Seperti dikemukakan oleh Oey Hong Lee (1965:40) menyebutkan film
sebagai alat komunikasi massa yang kedua muncul di dunia, mempunyai massa
pertumbuhan pada akhir abad ke-19, ini berarti bahwa dari permulaan sejarahnya
film dengan lebih mudah dapat menjadi alat komunikasi yang sejati karena ia
tidak mengalami unsur-unsur teknik, politik, ekonomi, sosial dan demografi. Film
kata Oey Hong Lee mencapai puncaknya di antara Perang Dunia I dan Perang
Dunia ke II (Sobur, 2003. Semiotika Komunikasi, Bandung, Hal :126).
Film merupakan sarana hiburan yang menyajikan cerita, peristiwa, musik,
drama, lawak dan sajian teknis lainnya kepada masyarakat umum, salah satu
produk seni dan budaya yang dapat mengangkat cerita-cerita
mengkomunikasikan kejadian dan fenomena lingkungan dimana ia dibuat dan
disebut film, film dapat menggambarkan atau sebagai potret dari masyarakat yang
kemudian diproyeksikan keatas layar, film yang diproduksi memiliki pesan-pesan
yang dikemas sedemikian rupa dengan tujuan yang berbeda-beda, ada yang
menghibur dan memberi informasi, namun ada pula yang mencoba memasukkan
3
pesan-pesan tertentu yang secara perlahan mengajak pada penontonnya untuk
melakukan hal yang tidak baik, jadi hal utama bagi isi film agar bisa diterima
secara luas oleh masyarakat adalah dengan isi pesan positif dikarnakan sebuah
film dapat memberikan sebuah dampak bagi masyarakat, oleh sebab itu film
sebenarnya memiliki beberapa nilai bagi penontonnya, antara lain adalah nilai
hiburan, nilai artistik dan nilai pendidikan. Berkaitan dengan hal tersebut maka,
peneliti mengambil film kartun “Tom and Jerry Meet Sherlock Holmes” sebagai
objek penelitian.
Kartun “Tom and Jerry” adalah sebuah serial animasi Amerika Serikat
hasil produksi MGM yang bercerita tentang sepasang kucing (Tom) dan tikus
(Jerry) yang selalu bertengkar. Seri animasi ini adalah pemenang Academy
Award (Piala Oscar) dan membentuk dasar dari seri sukses studio Metro-
Goldwyn-Mayer (MGM). Cerita pendek mereka ini diciptakan, ditulis dan
disutradarai oleh dua orang animator bernama William Hanna dan Joseph Barbera
(mereka kemudain terkenal sebagai Hanna-Barbera).
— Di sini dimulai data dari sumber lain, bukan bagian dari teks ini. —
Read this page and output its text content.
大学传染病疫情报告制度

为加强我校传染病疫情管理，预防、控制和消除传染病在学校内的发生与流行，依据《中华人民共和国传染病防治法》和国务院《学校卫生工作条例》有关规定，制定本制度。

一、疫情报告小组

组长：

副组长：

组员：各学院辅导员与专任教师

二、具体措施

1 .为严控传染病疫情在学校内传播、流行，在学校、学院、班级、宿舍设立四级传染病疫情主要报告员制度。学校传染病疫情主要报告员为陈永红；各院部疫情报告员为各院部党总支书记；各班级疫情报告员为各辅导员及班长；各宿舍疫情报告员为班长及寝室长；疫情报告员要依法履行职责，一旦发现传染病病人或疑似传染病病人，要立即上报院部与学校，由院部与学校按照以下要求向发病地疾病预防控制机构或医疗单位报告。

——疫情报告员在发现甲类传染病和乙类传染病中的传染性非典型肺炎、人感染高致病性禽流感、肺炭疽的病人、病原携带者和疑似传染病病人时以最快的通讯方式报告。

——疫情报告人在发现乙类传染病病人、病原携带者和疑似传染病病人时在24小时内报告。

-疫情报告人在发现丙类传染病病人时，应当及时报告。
Hanna dan Barbera bisa disebut sebagai dalangnya cerita awalnya, ketika
melihat kucing menerkam tikus di dapurnya pada suatu hari, mendadak Hanna
mendapatkan ide untuk menjadikan permusuhan kucing dan tikus sebagai sesuatu
hal yang lucu, lantas keduanya segera membuat naskah dan kartun “Tom and
Jerry” pada 1932 bersama Studio Van Beuren, saat itu keduanya masih bekerja di
majalah sebagai pembuat gambar kartun atau kartunis.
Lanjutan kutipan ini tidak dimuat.